Building a Multi-Architecture Docker Image

The last hurtle was to build a Docker image that would run on both Intel and ARM based computers so that my students and development teams could use it on either platform. It was surprisingly easier than I thought. I was even able to build a Docker image on my Intel Mac that would run on both Intel and an Apple Silicon Mac by using an experimental Docker feature called buildx.

These are the commands I used to build my vagrant provider Docker image for both amd64 and arm64 architecture.

First you must prepare a buildx builder to use:

$ export DOCKER_BUILDKIT=1
$ docker buildx create --use --name=qemu
$ docker buildx inspect --bootstrap

This creates a buildx container to do the work for you.
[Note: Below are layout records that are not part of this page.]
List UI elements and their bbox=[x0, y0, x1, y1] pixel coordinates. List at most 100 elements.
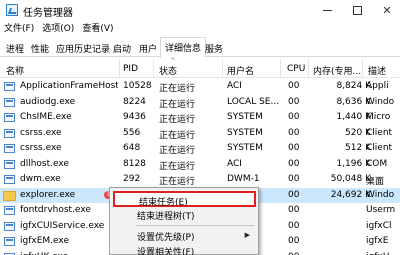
process-memory: 512 K bbox=[345, 143, 371, 153]
maximize-button[interactable] bbox=[346, 0, 368, 20]
process-user: SYSTEM bbox=[227, 127, 263, 138]
tab-processes[interactable]: 进程 bbox=[2, 39, 28, 57]
minimize-button[interactable] bbox=[316, 0, 338, 20]
column-divider[interactable] bbox=[308, 59, 309, 77]
process-description: igfxH bbox=[366, 252, 400, 255]
process-status: 正在运行 bbox=[159, 146, 196, 156]
process-cpu: 00 bbox=[288, 143, 300, 153]
process-description: 桌面 bbox=[366, 177, 385, 187]
table-row[interactable]: audiodg.exe 8224 正在运行 LOCAL SE... 00 8,636 KW… bbox=[0, 95, 400, 111]
menu-set-priority-label: 设置优先级(P) bbox=[137, 233, 195, 243]
column-header-pid[interactable]: PID bbox=[123, 64, 138, 74]
process-cpu: 00 bbox=[288, 236, 300, 246]
column-header-memory[interactable]: 内存(专用... bbox=[313, 64, 361, 77]
menu-options[interactable]: 选项(O) bbox=[38, 20, 78, 35]
maximize-icon bbox=[352, 5, 362, 15]
process-description: Windo bbox=[366, 189, 395, 200]
folder-icon bbox=[3, 190, 16, 201]
column-header-status[interactable]: 状态 bbox=[159, 64, 177, 77]
process-name: igfxCUIService.exe bbox=[20, 220, 105, 231]
process-pid: 292 bbox=[123, 174, 141, 184]
process-cpu: 00 bbox=[288, 96, 300, 107]
column-divider[interactable] bbox=[222, 59, 223, 77]
tab-services[interactable]: 服务 bbox=[201, 39, 227, 57]
process-name: fontdrvhost.exe bbox=[20, 205, 91, 215]
process-name: dwm.exe bbox=[20, 174, 61, 184]
column-divider[interactable] bbox=[280, 59, 281, 77]
process-memory: 8,824 K bbox=[336, 81, 371, 91]
process-name: dllhost.exe bbox=[20, 158, 69, 169]
table-row[interactable]: dllhost.exe 8128 正在运行 ACI 00 1,196 K COM bbox=[0, 157, 400, 173]
process-cpu: 00 bbox=[288, 127, 300, 138]
process-status: 正在运行 bbox=[159, 84, 196, 94]
column-header-user[interactable]: 用户名 bbox=[227, 64, 254, 77]
process-pid: 8128 bbox=[123, 158, 146, 169]
process-name: igfxEM.exe bbox=[20, 236, 69, 246]
process-user: SYSTEM bbox=[227, 143, 263, 153]
process-description: igfxCl bbox=[366, 220, 392, 231]
minimize-icon bbox=[322, 9, 332, 11]
table-row[interactable]: ChsIME.exe 9436 正在运行 SYSTEM 00 1,440 K Micro bbox=[0, 110, 400, 126]
process-description: Windo bbox=[366, 96, 395, 107]
process-icon bbox=[4, 206, 15, 215]
tab-app-history[interactable]: 应用历史记录 bbox=[52, 39, 114, 57]
context-menu: 结束任务(E) 结束进程树(T) 设置优先级(P) ▶ 设置相关性(F) bbox=[109, 187, 259, 255]
tab-startup[interactable]: 启动 bbox=[109, 39, 135, 57]
process-cpu: 00 bbox=[288, 189, 300, 200]
process-icon bbox=[4, 113, 15, 122]
process-icon bbox=[4, 144, 15, 153]
column-divider[interactable] bbox=[153, 59, 154, 77]
window-title: 任务管理器 bbox=[23, 8, 73, 19]
process-memory: 50,048 K bbox=[330, 174, 371, 184]
column-divider[interactable] bbox=[362, 59, 363, 77]
process-memory: 520 K bbox=[345, 127, 371, 138]
process-status: 正在运行 bbox=[159, 130, 196, 141]
menu-end-process-tree[interactable]: 结束进程树(T) bbox=[113, 207, 256, 223]
process-name: ChsIME.exe bbox=[20, 112, 72, 122]
process-memory: 1,196 K bbox=[336, 158, 371, 169]
process-name: csrss.exe bbox=[20, 127, 62, 138]
process-status: 正在运行 bbox=[159, 115, 196, 125]
menu-set-priority[interactable]: 设置优先级(P) ▶ bbox=[113, 228, 256, 244]
menu-view[interactable]: 查看(V) bbox=[78, 20, 117, 35]
process-name: igfxHK.exe bbox=[20, 252, 118, 255]
process-icon bbox=[4, 175, 15, 184]
process-memory: 1,440 K bbox=[336, 112, 371, 122]
menu-bar: 文件(F) 选项(O) 查看(V) bbox=[0, 20, 400, 35]
tab-performance[interactable]: 性能 bbox=[27, 39, 53, 57]
process-description: Client bbox=[366, 143, 393, 153]
process-cpu: 00 bbox=[288, 158, 300, 169]
table-row[interactable]: dwm.exe 292 正在运行 DWM-1 00 50,048 K 桌面 bbox=[0, 172, 400, 188]
process-icon bbox=[4, 97, 15, 107]
process-memory: 24,692 K bbox=[330, 189, 371, 200]
process-user: ACI bbox=[227, 158, 242, 169]
process-pid: 648 bbox=[123, 143, 141, 153]
process-memory: 8,636 K bbox=[336, 96, 371, 107]
column-header-description[interactable]: 描述 bbox=[368, 64, 386, 77]
process-user: LOCAL SE... bbox=[227, 96, 280, 107]
menu-end-task[interactable]: 结束任务(E) bbox=[113, 191, 256, 208]
tab-details[interactable]: 详细信息 bbox=[160, 37, 207, 58]
process-name: ApplicationFrameHost... bbox=[20, 81, 118, 91]
table-row[interactable]: ApplicationFrameHost... 10528 正在运行 ACI 00 8,8… bbox=[0, 79, 400, 95]
tab-users[interactable]: 用户 bbox=[135, 39, 161, 57]
menu-set-affinity[interactable]: 设置相关性(F) bbox=[113, 243, 256, 255]
table-header: ^ 名称 PID 状态 用户名 CPU 内存(专用... 描述 bbox=[0, 57, 400, 78]
menu-file[interactable]: 文件(F) bbox=[0, 20, 38, 35]
column-divider[interactable] bbox=[119, 59, 120, 77]
close-button[interactable]: ✕ bbox=[376, 0, 398, 20]
table-row[interactable]: csrss.exe 648 正在运行 SYSTEM 00 512 K Client bbox=[0, 141, 400, 157]
process-cpu: 00 bbox=[288, 174, 300, 184]
menu-separator bbox=[136, 225, 254, 226]
process-name: csrss.exe bbox=[20, 143, 62, 153]
table-row[interactable]: csrss.exe 556 正在运行 SYSTEM 00 520 K Client bbox=[0, 126, 400, 142]
process-name: audiodg.exe bbox=[20, 96, 76, 107]
column-header-name[interactable]: 名称 bbox=[6, 64, 24, 77]
tab-bar: 进程 性能 应用历史记录 启动 用户 详细信息 服务 bbox=[0, 35, 400, 58]
process-user: DWM-1 bbox=[227, 174, 260, 184]
title-bar: 任务管理器 ✕ bbox=[0, 0, 400, 20]
submenu-arrow-icon: ▶ bbox=[244, 231, 250, 239]
process-cpu: 00 bbox=[288, 220, 300, 231]
column-header-cpu[interactable]: CPU bbox=[287, 64, 305, 74]
process-description: COM bbox=[366, 158, 388, 169]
Then when you build your image, you must specify the platforms that you want build and push them to docker hub (or other registry) to get an image:

$ docker buildx build --platform linux/amd64,linux/arm64 --push --tag rofrano/vagrant-provider:ubuntu .

The command above uses QEMU to build a multi-platform image that will work on both Intel (amd64) and ARM (arm64), and push it to my docker hub account. If you need to support more platforms you can just add them to the --platform parameter separated by a comma.

Final Solution

You can find the final Docker image here on Docker Hub: rofrano/vagrant-provider. If you plan to use it with Vagrant, there is no need to pull it down from Docker Hub because that will happen automatically when vagrant processes your Vagrantfile.

Here is a sample multi-provider Vagrantfile that can use either VirtualBox or Docker as a provider with vagrant:

Vagrant.configure("2") do |config|
config.vm.box = "ubuntu/bionic64"
config.vm.hostname = "ubuntu"
# Provider for VirtualBox
config.vm.provider :virtualbox do |vb|
vb.memory = "1024"
vb.cpus = 2
end
# Provider for Docker
config.vm.provider :docker do |docker, override|
override.vm.box = nil
docker.image = "rofrano/vagrant-provider:ubuntu"
docker.remains_running = true
docker.has_ssh = true
docker.privileged = true
docker.volumes = ["/sys/fs/cgroup:/sys/fs/cgroup:rw"]
docker.create_args = ["--cgroupns=host"]
end
# Provision Docker Engine and pull down PostgreSQL
config.vm.provision :docker do |d|
d.pull_images "postgres:alpine"
d.run "postgres:alpine",
args: "-d -p 5432:5432 -e POSTGRES_PASSWORD=postgres"
end
end

To use vagrant with Docker instead of VirtualBox, just specify the --provider parameter with docker as the provider:

$ vagrant up --provider=docker

This will bring up a container that behaves like a virtual machine on Intel or ARM computers. You might have noticed that I’ve added a provision block for Docker in the Vagrantfile. Yes that’s right, we are running Docker inside of our Docker container so that students and developers can work with Docker while inside the virtual environment just like we do with real VMs. In this example we are running PostgreSQL in a Docker container for development work.

To get inside of this development environment you use the same vagrant command as when developing with a VM:

$ vagrant ssh

This will ssh into the Docker contain just as if it were a virtual machine.

Conclusion

Using Docker as a provider for Vagrant has allowed me to create consistent developer environments for my students and development teams regardless of whether they have an Intel computer or an ARM based computer like the new Apple M1 Silicon Macs. Getting a base Docker image to use systemd as its entry point allows the container to behave much like a virtual machine. We even have Docker running inside the container so that we can leverage it for databases and other software during development. Other solutions allow for developing in containers without vagrant, but we’ll leave that for future article.